Arha apalpou a pele acetinada, dourada, das maçãs, olhou os pés a que aderiam ainda delicadamente folhas castanhas.
— São. São lindas.
— Come uma — disse Penthé.
— Agora não. Come tu.
Penthé, por delicadeza, escolheu a mais pequena e devorou-a com dez dentadas sumarentas, eficazes e interessadas.
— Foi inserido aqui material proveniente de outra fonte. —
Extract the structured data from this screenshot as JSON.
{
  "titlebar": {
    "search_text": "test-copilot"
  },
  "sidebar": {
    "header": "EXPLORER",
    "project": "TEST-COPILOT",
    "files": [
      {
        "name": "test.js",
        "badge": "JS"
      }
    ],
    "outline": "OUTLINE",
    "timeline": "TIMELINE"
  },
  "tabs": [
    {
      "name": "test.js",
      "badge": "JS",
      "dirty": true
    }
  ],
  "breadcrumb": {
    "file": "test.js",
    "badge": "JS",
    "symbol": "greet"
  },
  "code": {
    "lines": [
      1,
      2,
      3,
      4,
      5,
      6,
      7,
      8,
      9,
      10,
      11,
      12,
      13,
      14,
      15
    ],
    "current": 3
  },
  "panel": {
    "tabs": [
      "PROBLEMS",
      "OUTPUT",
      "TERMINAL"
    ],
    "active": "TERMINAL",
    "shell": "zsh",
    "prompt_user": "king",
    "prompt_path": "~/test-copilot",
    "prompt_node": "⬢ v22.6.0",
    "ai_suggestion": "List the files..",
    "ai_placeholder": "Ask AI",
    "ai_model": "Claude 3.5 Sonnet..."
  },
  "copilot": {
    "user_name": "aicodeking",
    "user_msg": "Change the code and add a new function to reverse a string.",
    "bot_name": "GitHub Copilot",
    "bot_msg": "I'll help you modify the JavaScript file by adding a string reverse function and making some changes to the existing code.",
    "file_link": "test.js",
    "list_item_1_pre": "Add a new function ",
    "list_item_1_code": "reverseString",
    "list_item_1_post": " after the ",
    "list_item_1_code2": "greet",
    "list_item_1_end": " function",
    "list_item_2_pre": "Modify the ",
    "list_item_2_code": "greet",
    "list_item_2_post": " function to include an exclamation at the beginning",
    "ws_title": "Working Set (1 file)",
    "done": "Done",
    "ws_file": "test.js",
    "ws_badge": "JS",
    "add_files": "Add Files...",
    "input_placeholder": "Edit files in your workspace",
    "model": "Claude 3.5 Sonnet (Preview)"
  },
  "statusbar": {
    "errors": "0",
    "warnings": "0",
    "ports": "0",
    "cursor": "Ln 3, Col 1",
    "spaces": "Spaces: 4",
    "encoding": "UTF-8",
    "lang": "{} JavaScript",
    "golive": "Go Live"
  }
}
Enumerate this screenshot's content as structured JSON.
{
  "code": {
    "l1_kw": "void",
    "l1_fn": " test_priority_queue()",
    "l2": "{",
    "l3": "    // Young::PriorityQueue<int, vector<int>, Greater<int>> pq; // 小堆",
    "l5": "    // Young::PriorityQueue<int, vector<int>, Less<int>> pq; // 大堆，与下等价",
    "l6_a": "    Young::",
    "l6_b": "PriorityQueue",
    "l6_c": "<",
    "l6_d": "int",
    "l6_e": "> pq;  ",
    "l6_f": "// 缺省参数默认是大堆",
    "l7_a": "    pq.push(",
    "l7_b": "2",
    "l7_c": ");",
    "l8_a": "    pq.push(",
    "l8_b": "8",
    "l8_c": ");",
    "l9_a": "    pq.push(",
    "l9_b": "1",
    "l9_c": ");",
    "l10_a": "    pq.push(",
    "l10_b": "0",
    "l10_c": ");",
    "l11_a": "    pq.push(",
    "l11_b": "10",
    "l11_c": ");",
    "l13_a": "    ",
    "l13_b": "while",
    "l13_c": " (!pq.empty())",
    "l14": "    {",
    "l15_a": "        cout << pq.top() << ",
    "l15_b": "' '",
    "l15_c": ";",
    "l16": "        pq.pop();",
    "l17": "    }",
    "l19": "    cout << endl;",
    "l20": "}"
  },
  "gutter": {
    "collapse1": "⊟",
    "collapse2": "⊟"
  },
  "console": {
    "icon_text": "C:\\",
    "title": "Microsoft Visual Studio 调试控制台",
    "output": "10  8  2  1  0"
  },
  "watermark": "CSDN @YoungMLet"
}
— Era capaz de passar o dia todo a comer — confessou ela. — Nunca tenho que me chegue. Quem me dera ser cozinheira em vez de sacerdotisa. Havia de cozinhar melhor que aquela velha sovina da Nathabba e, além disso, podia rapar os tachos… Ah, sabes do que aconteceu à Munith? Ela estava encarregada de polir aqueles jarros de bronze onde se guarda o óleo de rosas, sabes, os estreitos e compridos, com tampas. Vai daí ela pensou que também tinha de os limpar por dentro de maneira que enfiou a mão num, com uma rodilha à volta, estás a ver, e depois não conseguiu tirar a mão. Tentou com tanta força que ficou com o pulso todo empolado e inchado, estás a ver, de maneira que então é que ficou mesmo presa. E desatou a correr como um cavalo pelo dormitório todo e a gritar: «Não o consigo tirar! Não o consigo tirar!» E o Punti já está tão surdo que julgou que havia fogo e desatou a guinchar para os outros vigilantes que viessem salvar as noviças. E o Uahto, que estava a ordenhar, veio a correr lá do curral a ver o que se passava, e deixou a porta aberta, de maneira que as cabras leiteiras saíram e vieram em debandada para o pátio e atiraram-se ao Punti e aos vigilantes e às miúdas, e a Munith continuava a sacudir o jarro na ponta do braço, completamente histérica, de maneira que andava tudo por ali numa correria, eis senão quando sai a Kossil do templo. E vai e diz: «Que vem a ser isto? Que vem a ser isto?»
E o rosto redondo e simpático de Penthé contorceu-se numa careta de repulsa, que nada tinha a ver com a fria expressão de Kossil e, no entanto, de certa maneira, era tão parecida com Kossil que Arha soltou uma espécie de riso resfolegado e quase atemorizado. Mas já Penthé prosseguia.